Guess I’m a little out of practice on this Halloween thing. I remember it as a low-key holiday that kids lost interest in once they became teenagers. Do kids still hit the streets in costumes and carry on like we did or what? Lloyd R. Jackson, Bel Air, Maryland
Dear Lloyd: Halloween 2017 comes guaranteed to bear little resemblance to Halloweens of your yesteryears.
We’re sure there will always be costumed little people out and about as dark falls on Tuesday, October 31, but they won’t be the only ones. Halloween is now a major dress-up, party-time happening for children of all ages — especially adults.
Just follow the money. According to the National Retail Federation, Americans will set a new Halloween spending record well north of $8 billion, a big jump over the $6.8 billion spent in 2015. Less than 15 percent is spend on children’s costumes.
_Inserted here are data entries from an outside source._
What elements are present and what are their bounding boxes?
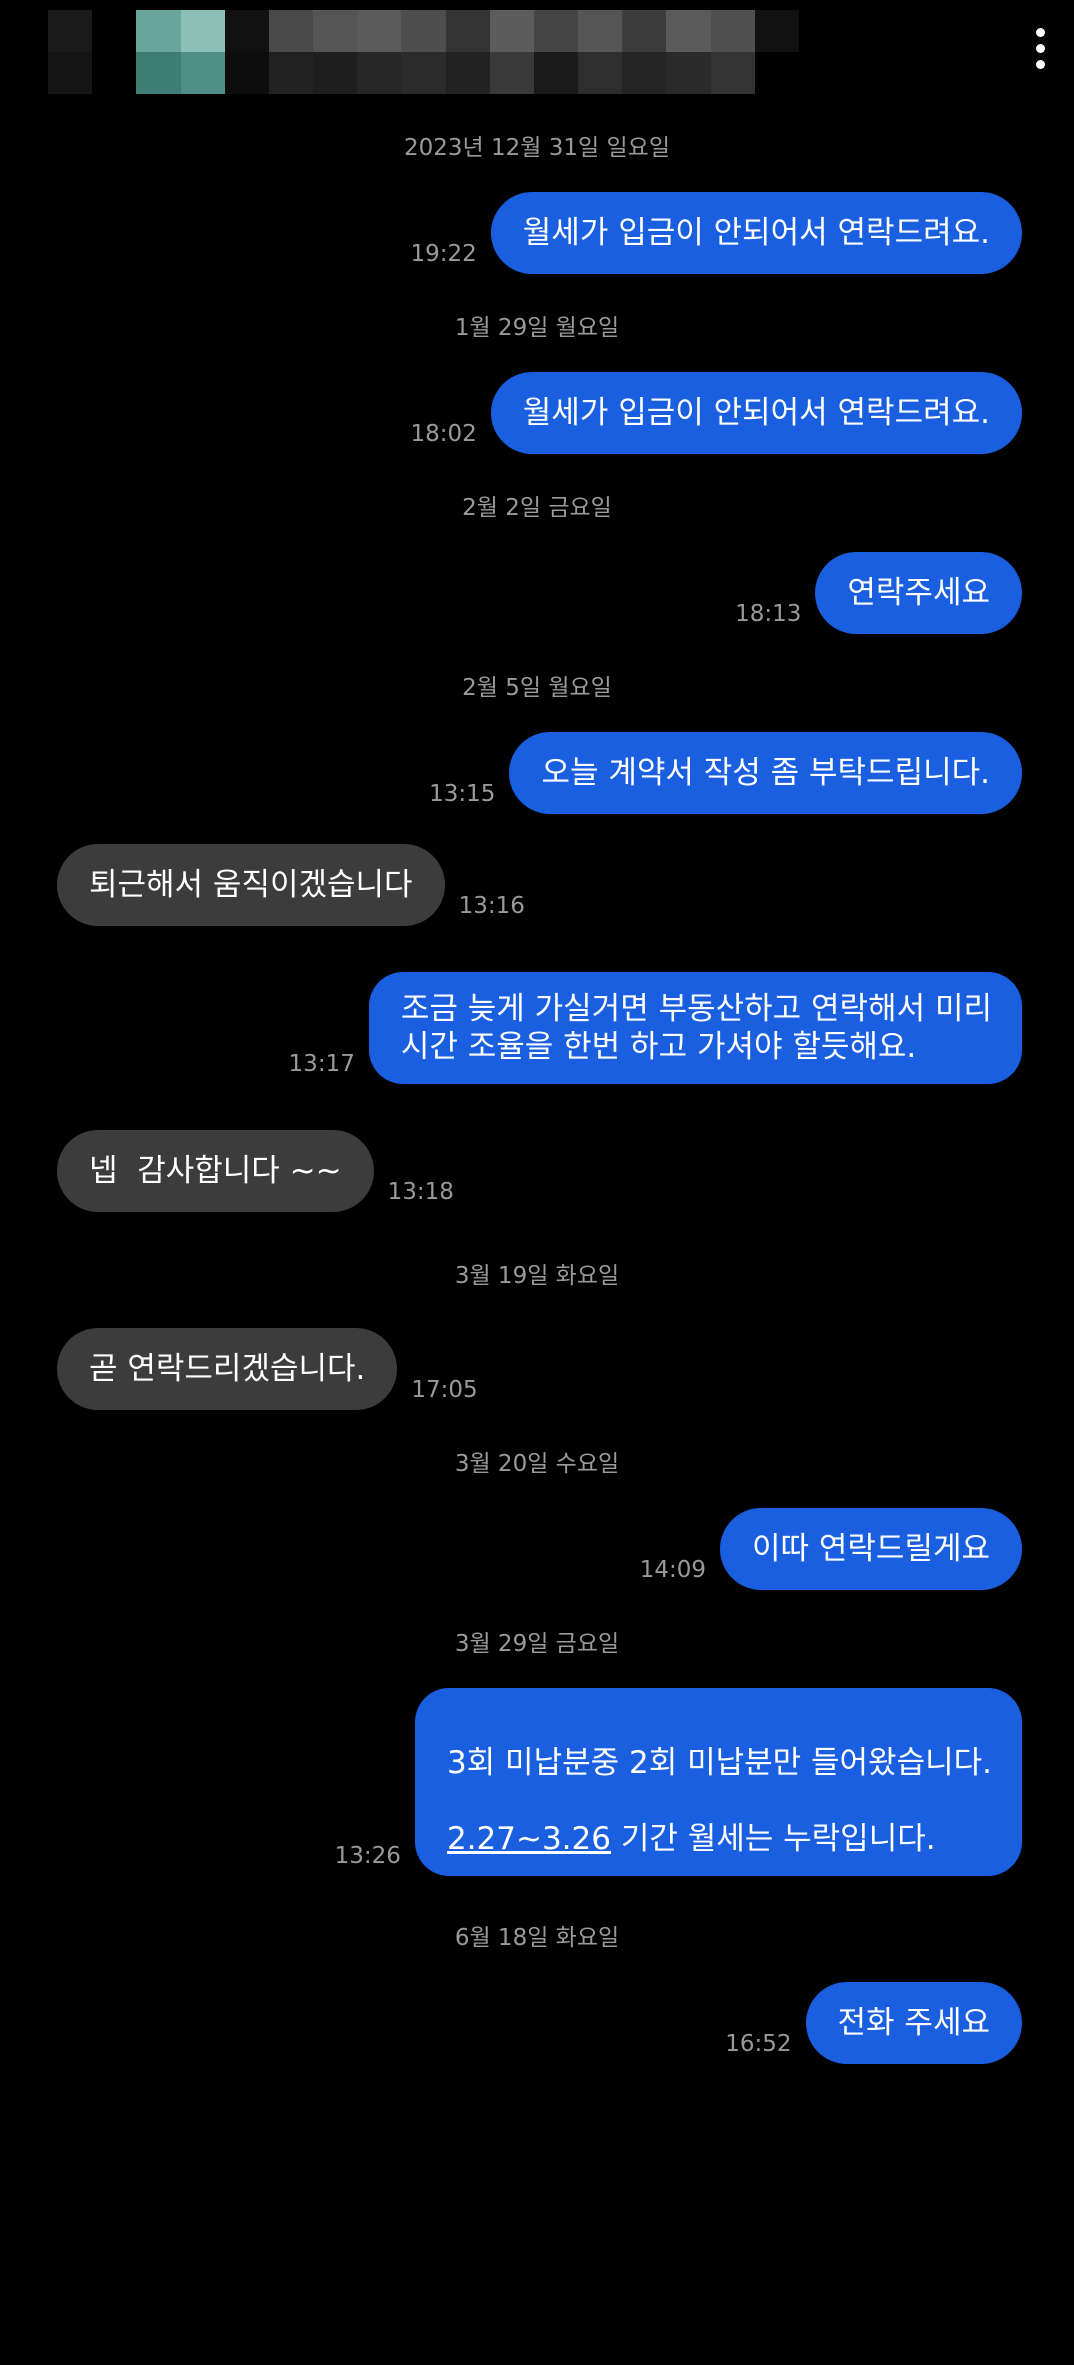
pixelated-contact-name (48, 10, 843, 94)
message-time: 13:16 (458, 893, 525, 919)
message-time: 19:22 (410, 241, 477, 267)
message-row-outgoing: 13:17 조금 늦게 가실거면 부동산하고 연락해서 미리 시간 조율을 한번… (0, 972, 1074, 1084)
date-separator: 2023년 12월 31일 일요일 (404, 135, 670, 161)
date-separator: 6월 18일 화요일 (454, 1925, 620, 1951)
message-time: 13:26 (334, 1843, 401, 1869)
message-time: 13:18 (387, 1179, 454, 1205)
message-row-incoming: 곧 연락드리겠습니다. 17:05 (0, 1328, 1074, 1410)
message-text-line1: 3회 미납분중 2회 미납분만 들어왔습니다. (446, 1745, 992, 1781)
message-time: 14:09 (639, 1557, 706, 1583)
message-time: 13:17 (288, 1051, 355, 1077)
message-row-outgoing: 19:22 월세가 입금이 안되어서 연락드려요. (0, 192, 1074, 274)
message-text-line2: 기간 월세는 누락입니다. (610, 1821, 936, 1857)
date-separator: 1월 29일 월요일 (454, 315, 620, 341)
outgoing-message-bubble[interactable]: 조금 늦게 가실거면 부동산하고 연락해서 미리 시간 조율을 한번 하고 가셔… (368, 972, 1022, 1084)
outgoing-message-bubble[interactable]: 월세가 입금이 안되어서 연락드려요. (490, 192, 1022, 274)
date-separator: 3월 20일 수요일 (454, 1451, 620, 1477)
incoming-message-bubble[interactable]: 넵 감사합니다 ~~ (57, 1130, 374, 1212)
message-time: 13:15 (429, 781, 496, 807)
outgoing-message-bubble[interactable]: 이따 연락드릴게요 (719, 1508, 1022, 1590)
message-feed: 2023년 12월 31일 일요일 19:22 월세가 입금이 안되어서 연락드… (0, 110, 1074, 2064)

Adults tend to spend significantly more on their Halloween garb. The biggest spenders are men 18 to 34.
So Halloween is no longer the sleepy little night out with the kiddies. Some trace the uptick in adult participation to the collapse of the housing bubble that led to 2008’s great depression.
A little escapism seemed in order then and still does. Social media also plays a role in the growth of Halloween’s popularity, as revelers exchange and compare their costume photos on Facebook, Twitter, etc. And America still rolls out the welcome mat for young grandchildren. Retailers expect to set a new record for Halloween candy sales.
GRAND REMARK OF THE WEEK
“Great Granny Gracie” from The Villages, Florida, weighed in with a “surprising discovery” about herself.
“It’s funny. Things my kids did that got on my nerves can seem cute when my grandkids do them.”